Interior Minister Gerald Darmanin posted the decree dissolving the group on Twitter, saying it “incites discrimination, hatred and violence” and has ties to white supremacist groups.
The decree added that the group, which has branches in several European countries, could be regarded “as having the character of a private militia” and noted that it had received donations from New Zealand mosque attacker Brenton Tarrant, who shot dead 51 people in Christchurch in March 2019.
Clement Martin, a spokesperson for Generation Identity which is based in the southeastern city of Lyon, said it would challenge the ban in France’s highest administrative court.
In January, around 30 members of Generation Identitaire (Generation Identity) had gathered at the Col du Portillon pass on the border of France and Spain in what they called a surveillance operation to “defend Europe”.
It was the latest in a string of mountain demonstrations by GI activists in recent years, often involving the deployment of fences at key crossing points, that have led to skirmishes with migrants and activists.
In August 2019, the group’s leader and two other activists were handed six-month prison sentences after they set up a blockade in the French Alps and rented two helicopters to hunt migrants.
In response, a group of around 100 rights activists escorted some 30 migrants into France, sparking scuffles with police.
Generation Identity claims 2,800 members. Set up in 2012, it states its mission as combatting immigration and the “Islamization” of Europe.
The government has accused it of “deliberately conflating Muslims, immigrants and Islamists or terrorists”.

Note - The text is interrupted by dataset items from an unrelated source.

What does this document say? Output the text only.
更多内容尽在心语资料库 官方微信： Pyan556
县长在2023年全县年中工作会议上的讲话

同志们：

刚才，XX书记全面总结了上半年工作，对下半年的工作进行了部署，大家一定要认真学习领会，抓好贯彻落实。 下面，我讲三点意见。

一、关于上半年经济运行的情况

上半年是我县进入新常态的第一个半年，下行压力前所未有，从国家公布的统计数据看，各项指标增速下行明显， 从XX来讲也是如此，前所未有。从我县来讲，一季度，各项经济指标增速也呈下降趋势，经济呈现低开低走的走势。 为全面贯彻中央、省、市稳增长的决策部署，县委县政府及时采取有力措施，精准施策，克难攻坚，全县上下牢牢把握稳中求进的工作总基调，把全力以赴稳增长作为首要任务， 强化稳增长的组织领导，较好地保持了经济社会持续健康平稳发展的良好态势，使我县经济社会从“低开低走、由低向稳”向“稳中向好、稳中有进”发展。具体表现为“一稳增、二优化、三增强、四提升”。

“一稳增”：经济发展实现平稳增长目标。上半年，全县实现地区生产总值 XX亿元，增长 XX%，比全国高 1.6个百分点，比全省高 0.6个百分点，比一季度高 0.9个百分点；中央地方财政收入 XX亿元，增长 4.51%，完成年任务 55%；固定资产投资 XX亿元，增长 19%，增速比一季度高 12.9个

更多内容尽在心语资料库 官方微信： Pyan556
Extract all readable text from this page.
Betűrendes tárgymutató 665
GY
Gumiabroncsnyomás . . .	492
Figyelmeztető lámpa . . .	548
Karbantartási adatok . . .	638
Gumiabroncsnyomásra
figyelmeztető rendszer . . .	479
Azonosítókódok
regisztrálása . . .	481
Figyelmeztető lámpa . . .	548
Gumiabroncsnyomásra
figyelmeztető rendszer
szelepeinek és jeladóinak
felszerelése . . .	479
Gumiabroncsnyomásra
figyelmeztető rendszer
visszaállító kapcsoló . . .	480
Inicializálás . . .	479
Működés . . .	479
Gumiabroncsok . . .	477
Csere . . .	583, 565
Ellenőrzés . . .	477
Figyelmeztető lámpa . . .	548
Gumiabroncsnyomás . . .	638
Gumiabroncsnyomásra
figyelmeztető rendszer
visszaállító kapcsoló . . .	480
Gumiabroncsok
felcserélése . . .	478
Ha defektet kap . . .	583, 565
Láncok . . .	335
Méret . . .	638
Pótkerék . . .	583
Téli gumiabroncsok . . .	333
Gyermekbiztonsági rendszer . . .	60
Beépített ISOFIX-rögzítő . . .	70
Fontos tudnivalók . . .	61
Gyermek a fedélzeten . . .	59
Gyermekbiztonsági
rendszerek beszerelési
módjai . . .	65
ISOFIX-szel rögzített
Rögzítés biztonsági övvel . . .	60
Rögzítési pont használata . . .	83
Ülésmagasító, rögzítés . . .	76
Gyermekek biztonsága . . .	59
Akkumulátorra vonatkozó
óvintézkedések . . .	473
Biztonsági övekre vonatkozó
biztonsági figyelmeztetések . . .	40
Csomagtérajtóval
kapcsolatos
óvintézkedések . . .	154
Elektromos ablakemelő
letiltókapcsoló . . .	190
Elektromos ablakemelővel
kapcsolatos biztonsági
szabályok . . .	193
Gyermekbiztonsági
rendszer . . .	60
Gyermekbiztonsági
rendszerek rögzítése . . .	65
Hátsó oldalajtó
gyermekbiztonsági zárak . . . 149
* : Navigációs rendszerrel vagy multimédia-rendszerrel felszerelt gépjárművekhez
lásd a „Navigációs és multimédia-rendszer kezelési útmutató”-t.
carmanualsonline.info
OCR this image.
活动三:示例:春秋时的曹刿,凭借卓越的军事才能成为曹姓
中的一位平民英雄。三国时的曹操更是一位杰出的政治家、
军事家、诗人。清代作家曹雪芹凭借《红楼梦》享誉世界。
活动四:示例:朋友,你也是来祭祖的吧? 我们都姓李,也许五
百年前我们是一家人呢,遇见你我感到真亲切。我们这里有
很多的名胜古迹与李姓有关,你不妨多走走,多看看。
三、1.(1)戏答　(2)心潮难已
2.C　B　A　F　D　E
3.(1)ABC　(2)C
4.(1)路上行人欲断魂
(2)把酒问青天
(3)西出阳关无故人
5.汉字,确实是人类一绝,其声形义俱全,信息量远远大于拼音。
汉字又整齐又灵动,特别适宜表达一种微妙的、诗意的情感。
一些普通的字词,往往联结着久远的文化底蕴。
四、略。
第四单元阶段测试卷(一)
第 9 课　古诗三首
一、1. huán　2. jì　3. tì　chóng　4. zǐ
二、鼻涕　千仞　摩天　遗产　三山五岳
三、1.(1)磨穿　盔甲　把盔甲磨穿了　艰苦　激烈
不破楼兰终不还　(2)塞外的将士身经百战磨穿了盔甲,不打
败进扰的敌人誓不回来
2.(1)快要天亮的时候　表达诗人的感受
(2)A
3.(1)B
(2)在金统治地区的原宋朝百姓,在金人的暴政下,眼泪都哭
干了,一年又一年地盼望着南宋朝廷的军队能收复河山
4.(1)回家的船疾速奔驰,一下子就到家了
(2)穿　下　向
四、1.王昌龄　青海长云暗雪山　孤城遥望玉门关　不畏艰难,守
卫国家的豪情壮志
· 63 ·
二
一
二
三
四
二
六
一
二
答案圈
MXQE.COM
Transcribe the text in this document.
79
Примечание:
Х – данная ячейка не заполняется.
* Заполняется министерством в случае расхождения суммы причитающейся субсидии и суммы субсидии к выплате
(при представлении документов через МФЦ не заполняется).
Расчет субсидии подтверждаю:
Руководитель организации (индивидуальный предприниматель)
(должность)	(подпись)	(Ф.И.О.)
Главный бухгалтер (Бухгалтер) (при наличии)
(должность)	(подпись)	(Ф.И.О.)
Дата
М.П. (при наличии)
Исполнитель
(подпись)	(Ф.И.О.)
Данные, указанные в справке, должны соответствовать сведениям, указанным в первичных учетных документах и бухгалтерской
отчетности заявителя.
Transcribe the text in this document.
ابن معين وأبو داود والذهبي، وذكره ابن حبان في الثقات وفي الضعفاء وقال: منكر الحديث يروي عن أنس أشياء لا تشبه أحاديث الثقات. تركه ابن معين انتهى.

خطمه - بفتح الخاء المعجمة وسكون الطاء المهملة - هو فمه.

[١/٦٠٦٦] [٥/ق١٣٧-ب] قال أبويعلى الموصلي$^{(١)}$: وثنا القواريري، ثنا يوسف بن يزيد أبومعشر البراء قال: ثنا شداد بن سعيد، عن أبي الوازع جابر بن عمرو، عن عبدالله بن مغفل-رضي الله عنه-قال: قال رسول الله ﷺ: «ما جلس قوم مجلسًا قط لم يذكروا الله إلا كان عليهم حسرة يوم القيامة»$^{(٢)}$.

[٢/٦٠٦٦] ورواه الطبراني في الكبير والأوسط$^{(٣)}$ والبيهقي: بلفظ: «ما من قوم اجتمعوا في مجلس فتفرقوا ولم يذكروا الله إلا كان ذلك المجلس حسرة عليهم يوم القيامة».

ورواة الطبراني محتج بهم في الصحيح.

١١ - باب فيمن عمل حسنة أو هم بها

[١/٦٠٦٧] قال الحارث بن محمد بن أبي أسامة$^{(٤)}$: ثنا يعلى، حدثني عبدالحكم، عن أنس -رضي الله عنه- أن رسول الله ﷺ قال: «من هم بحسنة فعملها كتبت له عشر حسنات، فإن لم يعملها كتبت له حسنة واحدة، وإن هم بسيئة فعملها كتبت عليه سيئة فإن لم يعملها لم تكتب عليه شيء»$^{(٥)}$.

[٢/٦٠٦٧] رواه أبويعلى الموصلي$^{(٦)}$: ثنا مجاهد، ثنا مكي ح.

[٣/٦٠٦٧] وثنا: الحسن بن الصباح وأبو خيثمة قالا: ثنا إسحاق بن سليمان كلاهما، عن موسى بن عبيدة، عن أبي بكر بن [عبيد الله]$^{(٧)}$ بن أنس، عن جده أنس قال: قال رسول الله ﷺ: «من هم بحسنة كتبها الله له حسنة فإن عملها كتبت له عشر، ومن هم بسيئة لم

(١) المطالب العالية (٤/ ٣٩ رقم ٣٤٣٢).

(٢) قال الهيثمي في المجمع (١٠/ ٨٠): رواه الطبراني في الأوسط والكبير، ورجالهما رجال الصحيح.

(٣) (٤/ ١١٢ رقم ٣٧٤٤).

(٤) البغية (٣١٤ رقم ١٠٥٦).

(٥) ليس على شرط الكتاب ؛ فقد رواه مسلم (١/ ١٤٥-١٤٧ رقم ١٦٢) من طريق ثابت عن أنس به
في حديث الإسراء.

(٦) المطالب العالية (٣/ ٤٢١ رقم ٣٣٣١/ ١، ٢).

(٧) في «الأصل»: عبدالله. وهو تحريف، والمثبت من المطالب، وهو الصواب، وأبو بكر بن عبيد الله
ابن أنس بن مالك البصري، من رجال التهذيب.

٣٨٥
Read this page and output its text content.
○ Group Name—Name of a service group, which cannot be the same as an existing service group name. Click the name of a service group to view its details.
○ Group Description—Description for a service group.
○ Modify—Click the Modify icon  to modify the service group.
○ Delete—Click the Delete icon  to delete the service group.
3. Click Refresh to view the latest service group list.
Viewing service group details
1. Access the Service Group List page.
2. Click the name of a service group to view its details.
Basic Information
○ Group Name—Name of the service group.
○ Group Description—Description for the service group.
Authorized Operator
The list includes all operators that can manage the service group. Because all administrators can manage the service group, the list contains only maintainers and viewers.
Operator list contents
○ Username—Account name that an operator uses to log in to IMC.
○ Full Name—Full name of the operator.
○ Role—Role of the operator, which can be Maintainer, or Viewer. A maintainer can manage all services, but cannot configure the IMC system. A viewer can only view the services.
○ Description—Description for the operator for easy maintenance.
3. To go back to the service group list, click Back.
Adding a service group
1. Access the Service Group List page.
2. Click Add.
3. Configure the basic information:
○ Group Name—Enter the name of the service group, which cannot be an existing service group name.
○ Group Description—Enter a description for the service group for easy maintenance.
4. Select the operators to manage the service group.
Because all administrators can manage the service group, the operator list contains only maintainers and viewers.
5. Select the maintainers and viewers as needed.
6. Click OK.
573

In 2019, members of the group staged a sit-in on the roof of a family benefits office in the multi-ethnic Paris suburb of Bobigny, where they unfurled a banner demanding “money for the French, not for foreigners.”
The group was also accused of attacking Turkish football supporters attending the Euro 2016 tournament in France.
The French government has tightened immigration and asylum laws in response to the huge influx of people trying to reach Europe from Africa, the Middle East and Asia since 2015.
It has also banned three associations suspected of links to Islamist groups, including a group that campaigns against Islamophobia.